Но я не составляю, ни единого сопротивления, покорно поспевая за парнем. Во мне зажигается отвращение к себе самой, как только Веркоохен высказал все, что думает обо мне. Он действительно не считает меня человеком, скорее расплатой за свою жизнь. Но так бы сделал каждый, будь его жизнь испорчена, а тому, кому можно отомстить – рядом. Слишком рядом.

Веркоохен заводит меня чуть не за шкирку в здание, где миссис Робинсон обнаруживает нас зорким взглядом.

– Мисс Прайс? – спрашивает она, поднимаясь с диванчика, который служил отдыхом для рабочего персонала общежития. Я отворачиваюсь от нее, пытаясь не смотреть в ее сторону. – Мистер Веркоохен? – недоверчиво обращается она к Нильсу.

– Девушка попала в нелепую ситуацию. Помогаю дойти до комнаты, – безразлично кидает он. Медленно ступаю по коридору, но миссис Робинсон увязывается за нами.

– Разве мисс Прайс не сможет дойти до комнаты сама? – любопытная женщина преграждает нам путь, заставляя нас, вновь остановится.

– Боюсь, что в алкогольном опьянении – нет, – сердится Нильс на миссис Робинсон, а та находит мой взгляд. Мои ноги и так ватные, а после враждебных криков во дворе, я еле-еле стою на ногах. Она удостоверилась в моем состоянии. Но я не была настолько пьяна, я была растеряна, расстроена и импульсивно дыша, насторожено смотрела на нее.

– Идите быстрее в комнату, – пропустила она нас взволнованным голосом, позволяя свободно добраться да комнаты.
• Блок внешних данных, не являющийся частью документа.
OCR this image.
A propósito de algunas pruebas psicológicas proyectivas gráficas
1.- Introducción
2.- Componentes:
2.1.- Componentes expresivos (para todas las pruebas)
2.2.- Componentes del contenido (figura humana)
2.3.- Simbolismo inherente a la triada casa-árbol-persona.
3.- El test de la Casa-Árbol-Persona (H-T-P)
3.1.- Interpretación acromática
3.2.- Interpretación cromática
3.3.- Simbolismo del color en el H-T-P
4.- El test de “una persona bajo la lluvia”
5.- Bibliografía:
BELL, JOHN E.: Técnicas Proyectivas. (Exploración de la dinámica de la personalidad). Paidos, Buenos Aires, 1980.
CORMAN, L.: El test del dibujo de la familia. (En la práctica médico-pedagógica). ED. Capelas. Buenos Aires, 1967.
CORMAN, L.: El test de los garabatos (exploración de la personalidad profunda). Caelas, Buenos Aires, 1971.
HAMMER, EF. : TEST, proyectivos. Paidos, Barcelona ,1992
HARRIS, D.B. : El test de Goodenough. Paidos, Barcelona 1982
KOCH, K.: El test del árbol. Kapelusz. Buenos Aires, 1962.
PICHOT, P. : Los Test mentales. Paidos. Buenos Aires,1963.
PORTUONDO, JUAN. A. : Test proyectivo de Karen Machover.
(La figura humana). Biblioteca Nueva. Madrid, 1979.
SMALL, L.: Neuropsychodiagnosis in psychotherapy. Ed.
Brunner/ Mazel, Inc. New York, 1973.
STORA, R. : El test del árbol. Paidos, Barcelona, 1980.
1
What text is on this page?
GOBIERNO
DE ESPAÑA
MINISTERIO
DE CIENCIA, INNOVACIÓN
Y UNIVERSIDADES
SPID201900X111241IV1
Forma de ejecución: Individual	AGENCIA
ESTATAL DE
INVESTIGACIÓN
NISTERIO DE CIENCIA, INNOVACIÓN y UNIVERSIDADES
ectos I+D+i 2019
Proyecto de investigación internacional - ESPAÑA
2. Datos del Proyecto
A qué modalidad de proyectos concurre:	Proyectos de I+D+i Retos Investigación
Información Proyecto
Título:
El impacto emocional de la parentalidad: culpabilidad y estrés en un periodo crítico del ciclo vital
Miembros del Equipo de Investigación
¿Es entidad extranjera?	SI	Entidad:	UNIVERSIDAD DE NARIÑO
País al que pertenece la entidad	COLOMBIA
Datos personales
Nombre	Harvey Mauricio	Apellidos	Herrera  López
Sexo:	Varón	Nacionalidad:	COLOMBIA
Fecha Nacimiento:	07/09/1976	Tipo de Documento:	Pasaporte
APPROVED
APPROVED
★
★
Я чувствовала, что меня ждет в дальнейшем еще что-то нечто худшее, но не смела сопротивляться. Он был прав в том, что отгородил меня от всего, представив опасность только с ним. Друзья его не глумились надо мной, хотя имели право. Он не хотел, чтобы я имела с ними что-то общее, ведь знал, что случится что-то подобное, как сегодня. Он не поднимал на меня руку. Сегодня это заслуженно, сегодня вина своих бед только я одна. Нильс никогда не нарушал договор, да, он прикасался, и даже поцеловал, но все же это было в порыве неких чувств, и я не могу отвергать то, что мне было приятно. В это же время я рушила наши рамки договоренности каждый день: я оказывала сопротивление и боролась, не смотря на то, что часто моя гордость давала трещины. Так же он доверял мне и даже провел сегодня весь день со мной, а я взамен все испортила и оказалась в самой омерзительной ситуации.

Веркоохен вталкивает меня в наш блок, закрывая двери на ключ. Подбирая меня за локоть, он ведет на кухню, грубо окинув меня на стул. Думалось, что я полечу на пол, но вовремя схватилась за столешницу.

Нильс все это время молча, не обращая на меня внимание, снимает свою верхнюю одежду и откладывает ее на соседний стул. На столе оказывается бутылка, которую он купил у бармена перед выходом. В скором времени, Нильс поворачивает ко мне, и берет бутылку, открывая ее крышку, при этом, не спуская с меня своего крайне спокойного взгляда.

Как только крышка выскакивает из горлышка, он протягивает мне содержимое. Я оторопела, но с дрожью в руках беру предложенную им бутылку и смотрю на него. Что он хочет?